AUTHOR’S NOTEBrighton – first called Brighthelmstone – was ‘discovered’ in 1753 when Dr. Richard Lewis advocated bathing in seawater and drinking it, as a sovereign cure for various ailments. This combined with a spring of chalybeate waters at Hove made Brighton a popular seaside spa.
In 1783 the Prince of Wales came on a visit to his uncle and aunt, the Duke and Duchess of Cumberland. He stayed eleven days, riding with the stag hounds, attending the theatre and a ball at the Assembly Rooms. The next summer the Prince returned as his physicians had advocated sea bathing as a cure for the swollen glands in his neck.
This unsightly affliction led to the extremely high starched neckcloths copied by all the bucks, beaux, and dandies.

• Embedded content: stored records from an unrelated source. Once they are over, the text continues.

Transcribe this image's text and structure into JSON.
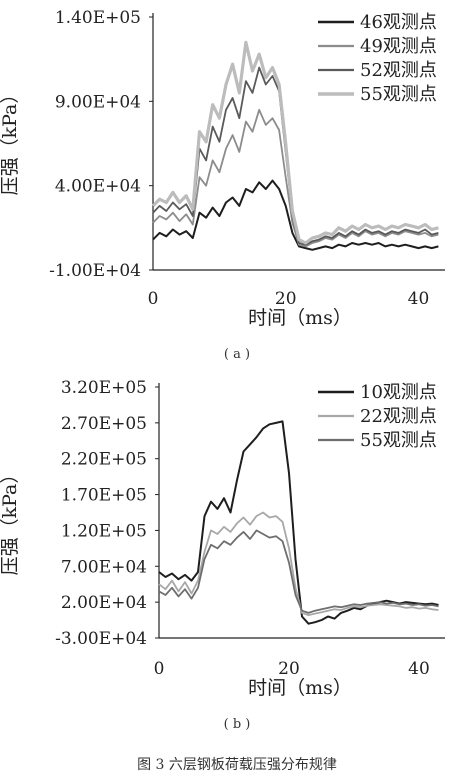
{
  "caption": "图 3 六层钢板荷载压强分布规律",
  "chart_data": [
    {
      "type": "line",
      "panel_label": "( a )",
      "ylabel": "压强（kPa）",
      "xlabel": "时间（ms）",
      "xlim": [
        0,
        44
      ],
      "ylim": [
        -10000,
        140000
      ],
      "xticks": [
        "0",
        "20",
        "40"
      ],
      "yticks": [
        "1.40E+05",
        "9.00E+04",
        "4.00E+04",
        "-1.00E+04"
      ],
      "ytick_values": [
        140000,
        90000,
        40000,
        -10000
      ],
      "legend_position": "top-right",
      "x": [
        0,
        1,
        2,
        3,
        4,
        5,
        6,
        7,
        8,
        9,
        10,
        11,
        12,
        13,
        14,
        15,
        16,
        17,
        18,
        19,
        20,
        21,
        22,
        23,
        24,
        25,
        26,
        27,
        28,
        29,
        30,
        31,
        32,
        33,
        34,
        35,
        36,
        37,
        38,
        39,
        40,
        41,
        42,
        43
      ],
      "series": [
        {
          "name": "46观测点",
          "color": "#1e1e1e",
          "width": 2.0,
          "values": [
            8000,
            12000,
            10000,
            14000,
            11000,
            13000,
            9000,
            24000,
            21000,
            27000,
            22000,
            30000,
            33000,
            28000,
            38000,
            36000,
            42000,
            38000,
            43000,
            38000,
            28000,
            12000,
            4000,
            3000,
            2000,
            3000,
            4000,
            3000,
            5000,
            4000,
            6000,
            5000,
            6000,
            5000,
            6000,
            4000,
            5000,
            4000,
            5000,
            4000,
            3000,
            4000,
            3000,
            4000
          ]
        },
        {
          "name": "49观测点",
          "color": "#8c8c8c",
          "width": 1.8,
          "values": [
            18000,
            22000,
            20000,
            24000,
            19000,
            23000,
            17000,
            45000,
            40000,
            55000,
            48000,
            62000,
            70000,
            60000,
            78000,
            72000,
            85000,
            76000,
            80000,
            73000,
            45000,
            18000,
            5000,
            4000,
            6000,
            7000,
            9000,
            8000,
            11000,
            9000,
            12000,
            10000,
            13000,
            11000,
            12000,
            10000,
            12000,
            11000,
            13000,
            12000,
            11000,
            12000,
            10000,
            11000
          ]
        },
        {
          "name": "52观测点",
          "color": "#5a5a5a",
          "width": 1.8,
          "values": [
            24000,
            28000,
            25000,
            30000,
            26000,
            29000,
            22000,
            62000,
            55000,
            75000,
            66000,
            85000,
            92000,
            80000,
            102000,
            95000,
            110000,
            100000,
            105000,
            96000,
            60000,
            22000,
            6000,
            5000,
            7000,
            8000,
            10000,
            9000,
            12000,
            10000,
            13000,
            11000,
            14000,
            12000,
            13000,
            11000,
            13000,
            12000,
            14000,
            13000,
            12000,
            14000,
            11000,
            12000
          ]
        },
        {
          "name": "55观测点",
          "color": "#bcbcbc",
          "width": 3.2,
          "values": [
            28000,
            32000,
            30000,
            36000,
            30000,
            34000,
            26000,
            72000,
            66000,
            88000,
            80000,
            100000,
            112000,
            95000,
            125000,
            108000,
            118000,
            104000,
            110000,
            100000,
            65000,
            25000,
            8000,
            6000,
            9000,
            10000,
            12000,
            11000,
            15000,
            13000,
            16000,
            14000,
            17000,
            15000,
            16000,
            14000,
            16000,
            15000,
            17000,
            16000,
            15000,
            17000,
            14000,
            15000
          ]
        }
      ]
    },
    {
      "type": "line",
      "panel_label": "( b )",
      "ylabel": "压强（kPa）",
      "xlabel": "时间（ms）",
      "xlim": [
        0,
        44
      ],
      "ylim": [
        -30000,
        320000
      ],
      "xticks": [
        "0",
        "20",
        "40"
      ],
      "yticks": [
        "3.20E+05",
        "2.70E+05",
        "2.20E+05",
        "1.70E+05",
        "1.20E+05",
        "7.00E+04",
        "2.00E+04",
        "-3.00E+04"
      ],
      "ytick_values": [
        320000,
        270000,
        220000,
        170000,
        120000,
        70000,
        20000,
        -30000
      ],
      "legend_position": "top-right",
      "x": [
        0,
        1,
        2,
        3,
        4,
        5,
        6,
        7,
        8,
        9,
        10,
        11,
        12,
        13,
        14,
        15,
        16,
        17,
        18,
        19,
        20,
        21,
        22,
        23,
        24,
        25,
        26,
        27,
        28,
        29,
        30,
        31,
        32,
        33,
        34,
        35,
        36,
        37,
        38,
        39,
        40,
        41,
        42,
        43
      ],
      "series": [
        {
          "name": "10观测点",
          "color": "#1e1e1e",
          "width": 2.0,
          "values": [
            62000,
            55000,
            60000,
            52000,
            58000,
            50000,
            62000,
            140000,
            160000,
            150000,
            165000,
            145000,
            190000,
            230000,
            240000,
            250000,
            262000,
            268000,
            270000,
            272000,
            200000,
            80000,
            0,
            -10000,
            -8000,
            -5000,
            0,
            -3000,
            5000,
            8000,
            12000,
            10000,
            15000,
            18000,
            20000,
            22000,
            20000,
            18000,
            20000,
            19000,
            18000,
            17000,
            18000,
            16000
          ]
        },
        {
          "name": "22观测点",
          "color": "#a8a8a8",
          "width": 1.8,
          "values": [
            45000,
            38000,
            50000,
            35000,
            48000,
            32000,
            50000,
            90000,
            120000,
            115000,
            125000,
            118000,
            130000,
            138000,
            128000,
            140000,
            145000,
            138000,
            140000,
            132000,
            95000,
            40000,
            5000,
            2000,
            4000,
            6000,
            8000,
            10000,
            9000,
            12000,
            14000,
            13000,
            15000,
            16000,
            17000,
            16000,
            15000,
            14000,
            12000,
            13000,
            11000,
            12000,
            10000,
            9000
          ]
        },
        {
          "name": "55观测点",
          "color": "#6e6e6e",
          "width": 1.8,
          "values": [
            35000,
            30000,
            40000,
            28000,
            38000,
            25000,
            40000,
            80000,
            100000,
            95000,
            105000,
            100000,
            110000,
            118000,
            108000,
            120000,
            115000,
            110000,
            112000,
            105000,
            75000,
            30000,
            8000,
            5000,
            8000,
            10000,
            12000,
            14000,
            13000,
            15000,
            17000,
            16000,
            18000,
            19000,
            20000,
            18000,
            19000,
            17000,
            18000,
            16000,
            17000,
            15000,
            16000,
            14000
          ]
        }
      ]
    }
  ]
}
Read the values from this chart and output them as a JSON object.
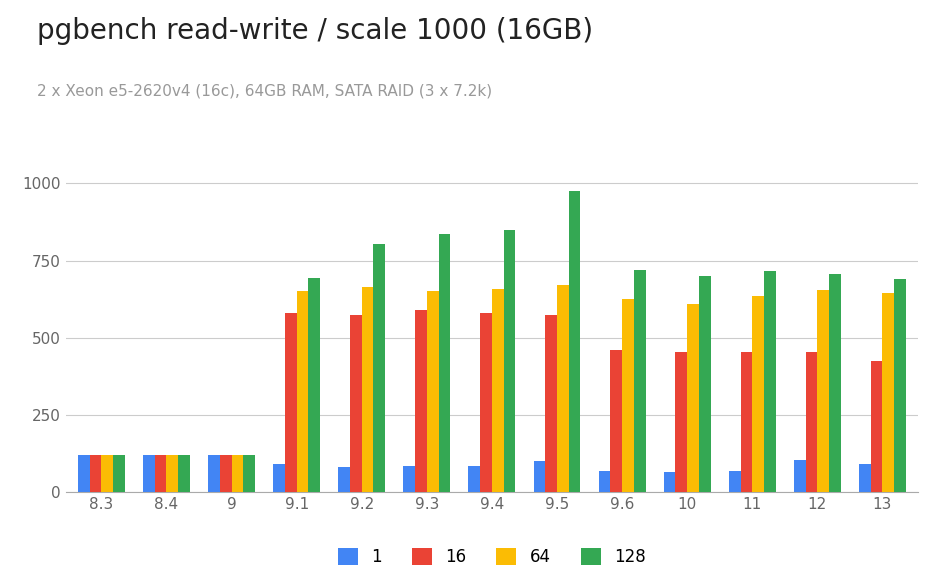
{
  "title": "pgbench read-write / scale 1000 (16GB)",
  "subtitle": "2 x Xeon e5-2620v4 (16c), 64GB RAM, SATA RAID (3 x 7.2k)",
  "categories": [
    "8.3",
    "8.4",
    "9",
    "9.1",
    "9.2",
    "9.3",
    "9.4",
    "9.5",
    "9.6",
    "10",
    "11",
    "12",
    "13"
  ],
  "series": {
    "1": [
      120,
      120,
      120,
      90,
      80,
      85,
      85,
      100,
      70,
      65,
      70,
      105,
      90
    ],
    "16": [
      120,
      120,
      120,
      580,
      575,
      590,
      580,
      575,
      460,
      455,
      455,
      455,
      425
    ],
    "64": [
      120,
      120,
      120,
      650,
      665,
      650,
      658,
      670,
      625,
      610,
      635,
      655,
      645
    ],
    "128": [
      120,
      120,
      120,
      695,
      805,
      835,
      850,
      975,
      720,
      700,
      715,
      705,
      690
    ]
  },
  "colors": {
    "1": "#4285F4",
    "16": "#EA4335",
    "64": "#FBBC04",
    "128": "#34A853"
  },
  "ylim": [
    0,
    1050
  ],
  "yticks": [
    0,
    250,
    500,
    750,
    1000
  ],
  "background_color": "#ffffff",
  "title_fontsize": 20,
  "subtitle_fontsize": 11,
  "legend_labels": [
    "1",
    "16",
    "64",
    "128"
  ],
  "bar_width": 0.18,
  "grid_color": "#cccccc"
}
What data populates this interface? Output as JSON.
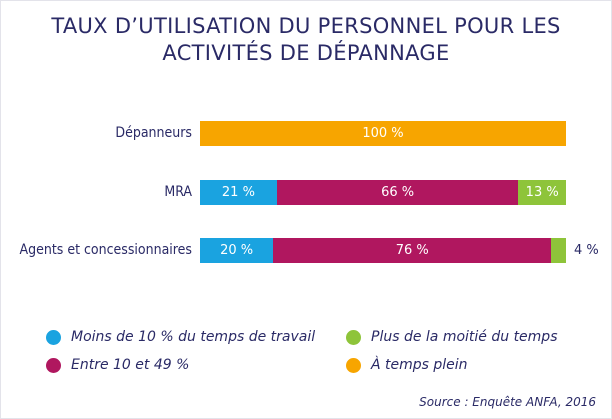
{
  "chart_data": {
    "type": "bar",
    "stacked": true,
    "orientation": "horizontal",
    "title_line1": "TAUX D’UTILISATION DU PERSONNEL POUR LES",
    "title_line2": "ACTIVITÉS DE DÉPANNAGE",
    "categories": [
      "Dépanneurs",
      "MRA",
      "Agents et concessionnaires"
    ],
    "series": [
      {
        "name": "Moins de 10 % du temps de travail",
        "color": "#1aa3e0",
        "values": [
          0,
          21,
          20
        ],
        "labels": [
          "",
          "21 %",
          "20 %"
        ]
      },
      {
        "name": "Entre 10 et 49 %",
        "color": "#b0175f",
        "values": [
          0,
          66,
          76
        ],
        "labels": [
          "",
          "66 %",
          "76 %"
        ]
      },
      {
        "name": "Plus de la moitié du temps",
        "color": "#8ec43a",
        "values": [
          0,
          13,
          4
        ],
        "labels": [
          "",
          "13 %",
          "4 %"
        ]
      },
      {
        "name": "À temps plein",
        "color": "#f7a500",
        "values": [
          100,
          0,
          0
        ],
        "labels": [
          "100 %",
          "",
          ""
        ]
      }
    ],
    "xlim": [
      0,
      100
    ],
    "source": "Source : Enquête ANFA, 2016"
  }
}
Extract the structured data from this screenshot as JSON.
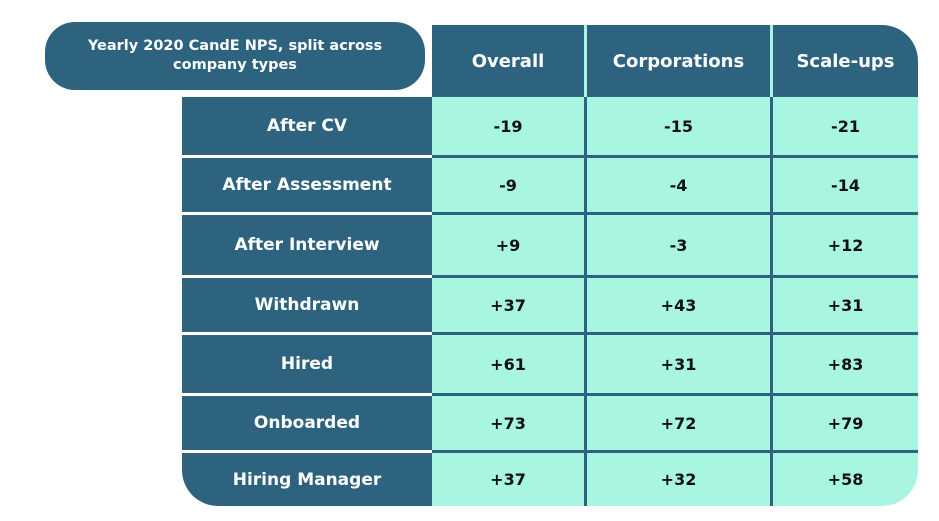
{
  "title": "Yearly 2020 CandE NPS, split across company types",
  "colors": {
    "header_bg": "#2e6380",
    "cell_bg": "#a8f5e2",
    "grid_line": "#2e6380",
    "header_text": "#ffffff",
    "value_text": "#111111"
  },
  "chart_data": {
    "type": "table",
    "title": "Yearly 2020 CandE NPS, split across company types",
    "columns": [
      "Overall",
      "Corporations",
      "Scale-ups"
    ],
    "rows": [
      {
        "label": "After CV",
        "values": [
          "-19",
          "-15",
          "-21"
        ]
      },
      {
        "label": "After Assessment",
        "values": [
          "-9",
          "-4",
          "-14"
        ]
      },
      {
        "label": "After Interview",
        "values": [
          "+9",
          "-3",
          "+12"
        ]
      },
      {
        "label": "Withdrawn",
        "values": [
          "+37",
          "+43",
          "+31"
        ]
      },
      {
        "label": "Hired",
        "values": [
          "+61",
          "+31",
          "+83"
        ]
      },
      {
        "label": "Onboarded",
        "values": [
          "+73",
          "+72",
          "+79"
        ]
      },
      {
        "label": "Hiring Manager",
        "values": [
          "+37",
          "+32",
          "+58"
        ]
      }
    ]
  }
}
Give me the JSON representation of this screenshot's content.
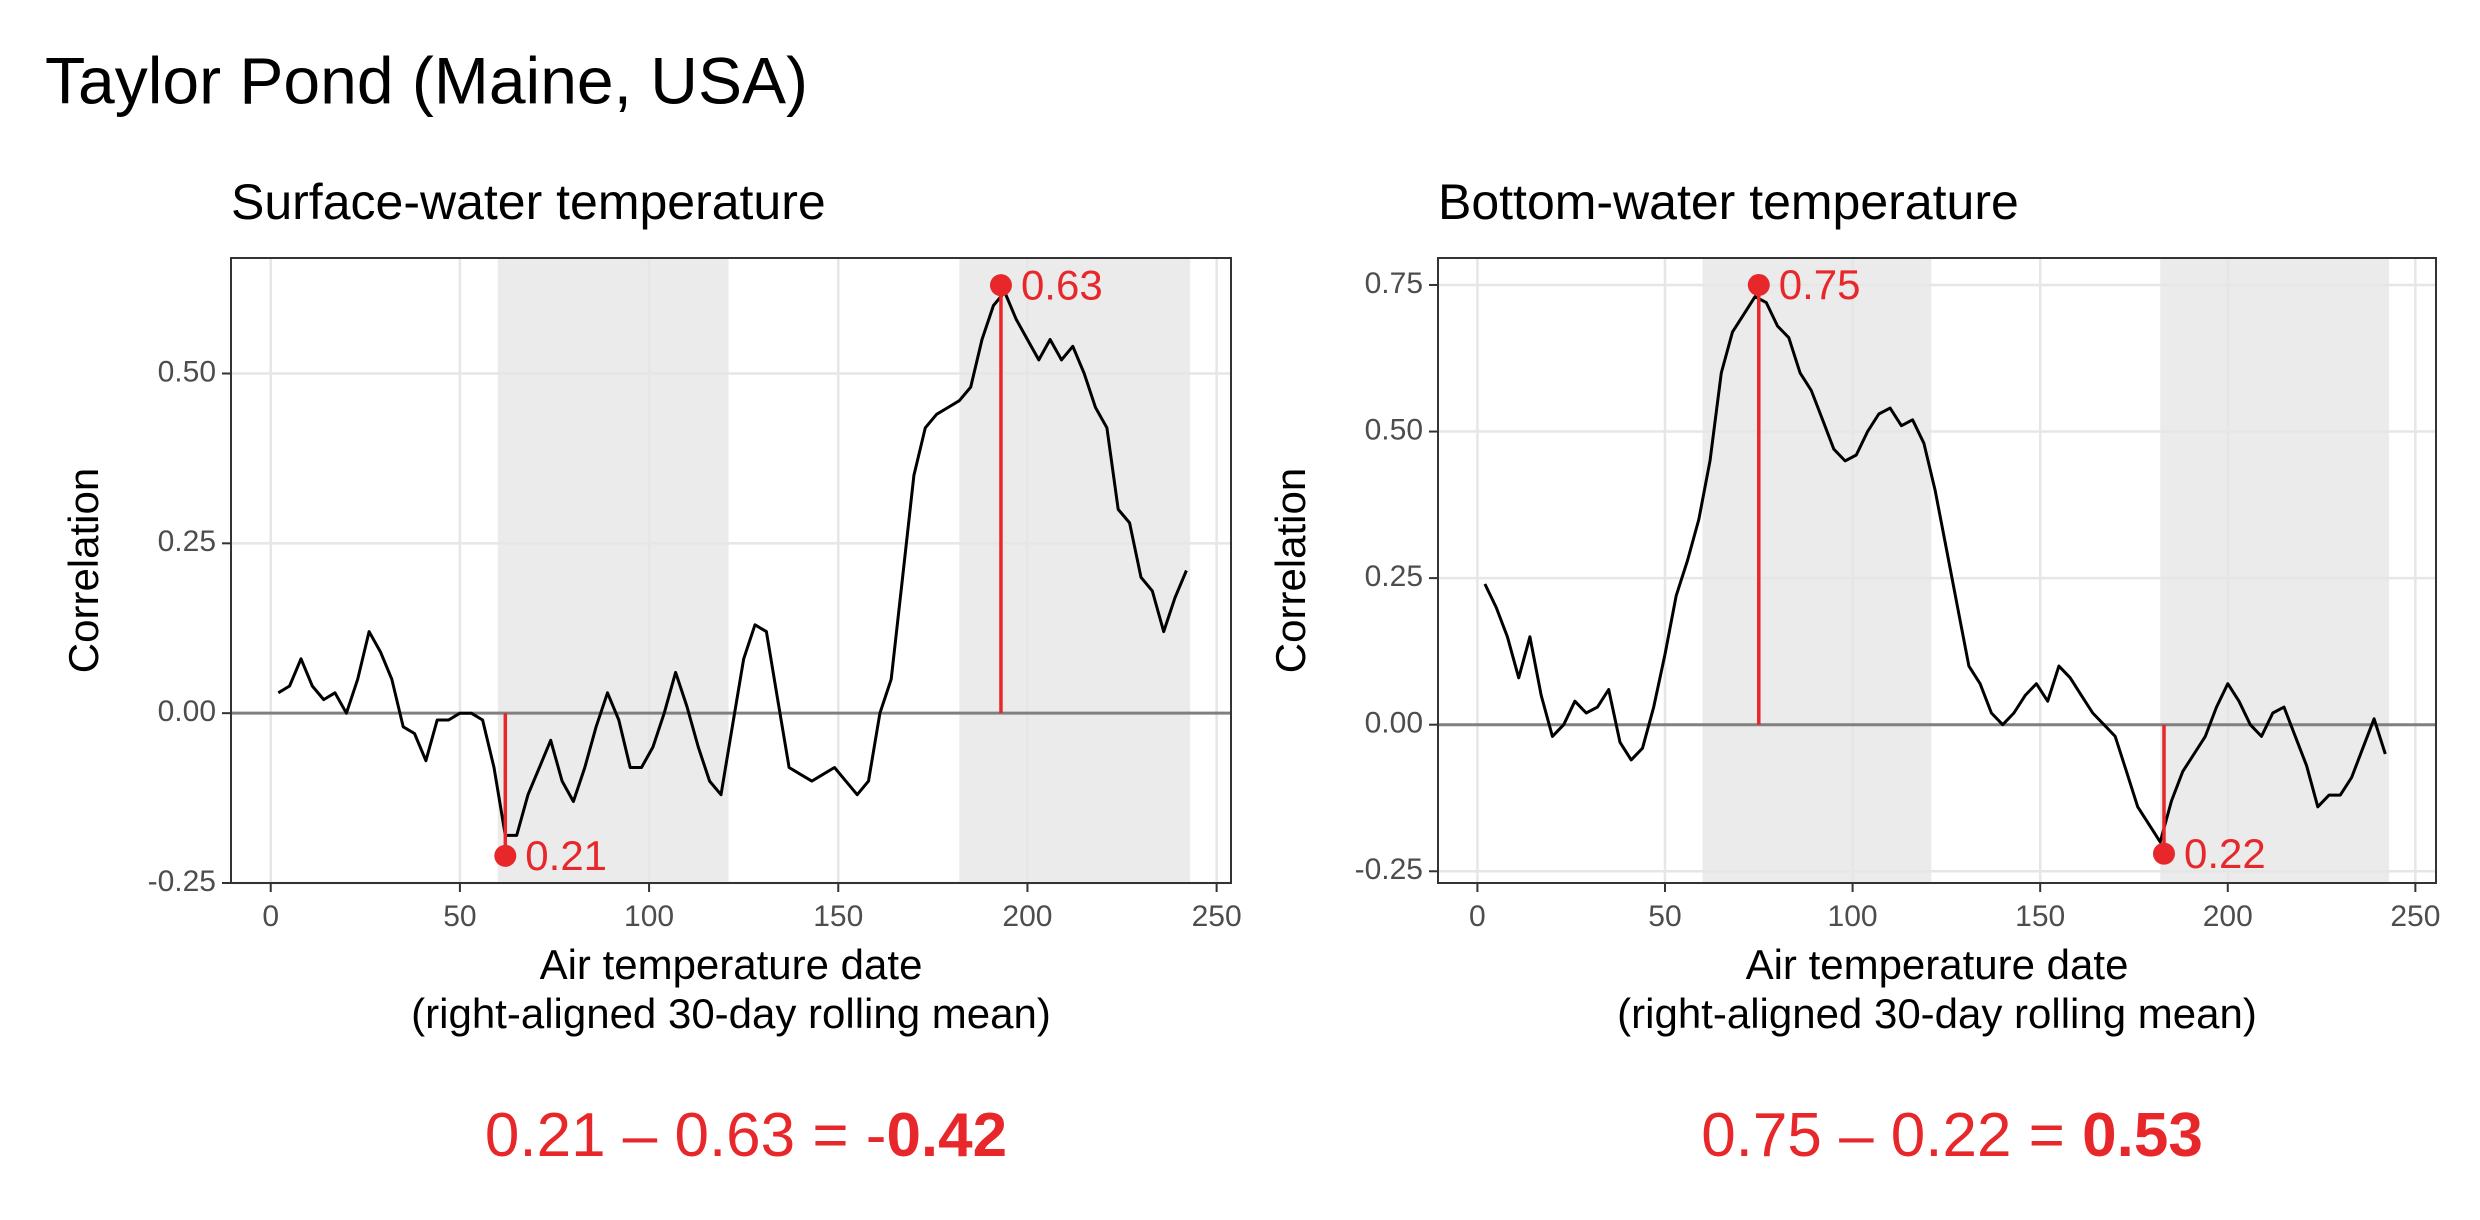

In 1786 the Prince had his own house on the East side of the Steine, with Mrs. Fitzherbert in a villa nearby. By 1806, after the Prince’s disastrous marriage, he had built the exotic Marine Pavilion, a riding school, and stables which cost £55,000 and Mrs. Fitzherbert an attractive new house on the Steine.
Under her benign influence this was the happiest time of the Prince’s life. At the Pavilion the food, the music, the conversation were all superlative and despite the ‘vapour baths’, he had put on weight, his grace, but his charm were as captivating as ever.
Many émigrés landed on Brighton beach during the reign of terror in France and when war broke out in 1793 which was to continue for more than twenty years, they still contrived in one way or another to cross the Channel.